2007: Now what?
Here's a traditional year's end chestnut, a post about resolutions and predictions for the New Year. I can't avoid giving this a bit of personal spin from a cyclist's perspective. I try to hit a balance between optimism and hope, and a more realistic view that doesn't slide into cynicism.
Resolution: I will strive mightily to avoid doing something stupid in the coming year. That runs the gamut from avoiding doing something stupid in traffic to avoiding saying something stupid to anyone in the immediate area. If I could bite my tongue and choke back some of the more obvious stupidities that spring from my mouth like toads, life around the house would be better.

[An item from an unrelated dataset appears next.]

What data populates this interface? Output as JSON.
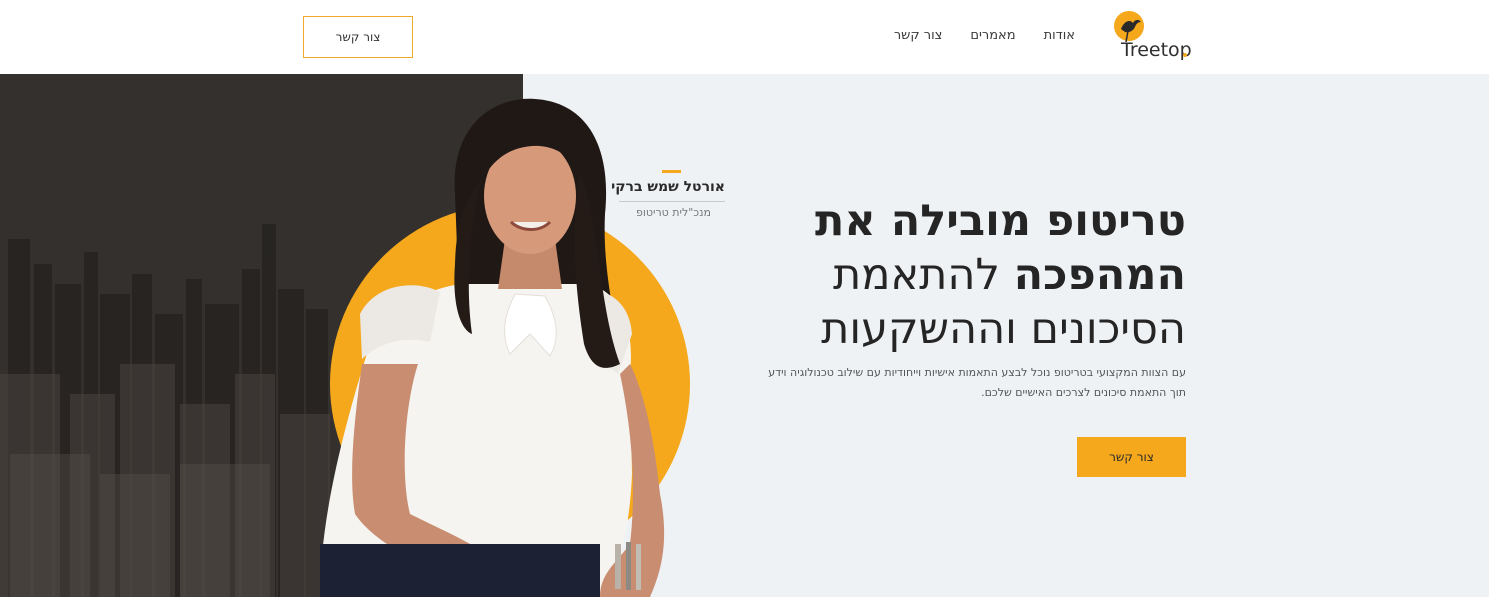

Prediction: I will undoubtedly do something stupid in the coming year, and what's more, I'll write about it. After all, if I'm going to have some bad moments, I have to share them. And if those of you reading this get a few laughs from it, so much the better.
Resolution: I will try to talk less and listen more. This is a perennial favorite, and I've actually had some success with it, mostly at work.
Prediction: Toads will still leap from my mouth from time to time.
Resolution: I will make a Herculean effort to be nice to those few motorists who treat me badly, despite their bad attitudes, spotty personal hygiene, familial in-breeding, and intelligence rivaling that of small kitchen appliances. I will overlook their shortcomings, both intellectual and anatomical, and refrain from making rude comments on them. In this, there is some chance I will fail.
Prediction: The motoring public will continue to have a minority who view cyclists as a nuisance, to be endangered whenever possible, honked at, sideswiped, and otherwise harassed. Though there isn't any scientific basis for my hypothesis, I believe this occurs because stupid people breed faster than intelligent ones, and that stupidity may really be a dominant gene. I am afflicted with it myself now and then, though this may be hard to believe.
Resolution: I will get my weight under 200 pounds.
Prediction: Yeah, right, pudgy boy. Have you ever met a cookie you DIDN'T like?
Resolution: I will do preventive maintenance, fixing things before they fall apart, lubricating before the squeaks begin, and replacing those inner tubes that seem to be composed entirely of patches. I will remember to carry spare batteries for my lights.
Prediction: I'll have a flat tire on a dark road. My lights will slowly go dim, and the spare batteries will be dead.
Resolution: I will carry some biscuits for those dogs that chase me on occasion, hoping that by doing so they'll look forward to meeting a cyclist who hands out goodies and that their behavior will change.
Prediction: For those dogs that won't change, I'll fantasize about carrying the .45 ACP. That'll learn 'em.
Resolution: I'll ride more and drive less. As it is now, I ride to work most days. So if I expect to ride more, it means riding for pleasure on the weekends, doing some regional tours, and even the local time trial series (if it makes a re-appearance this season).
Prediction: Jordan will get his driver's license this year, and there's a good chance my Ford will be gone in the spring. I won't have much choice but to ride more.
Resolution: Tonight's party will be one to remember!
Prediction: I'll be asleep in bed by 10:30.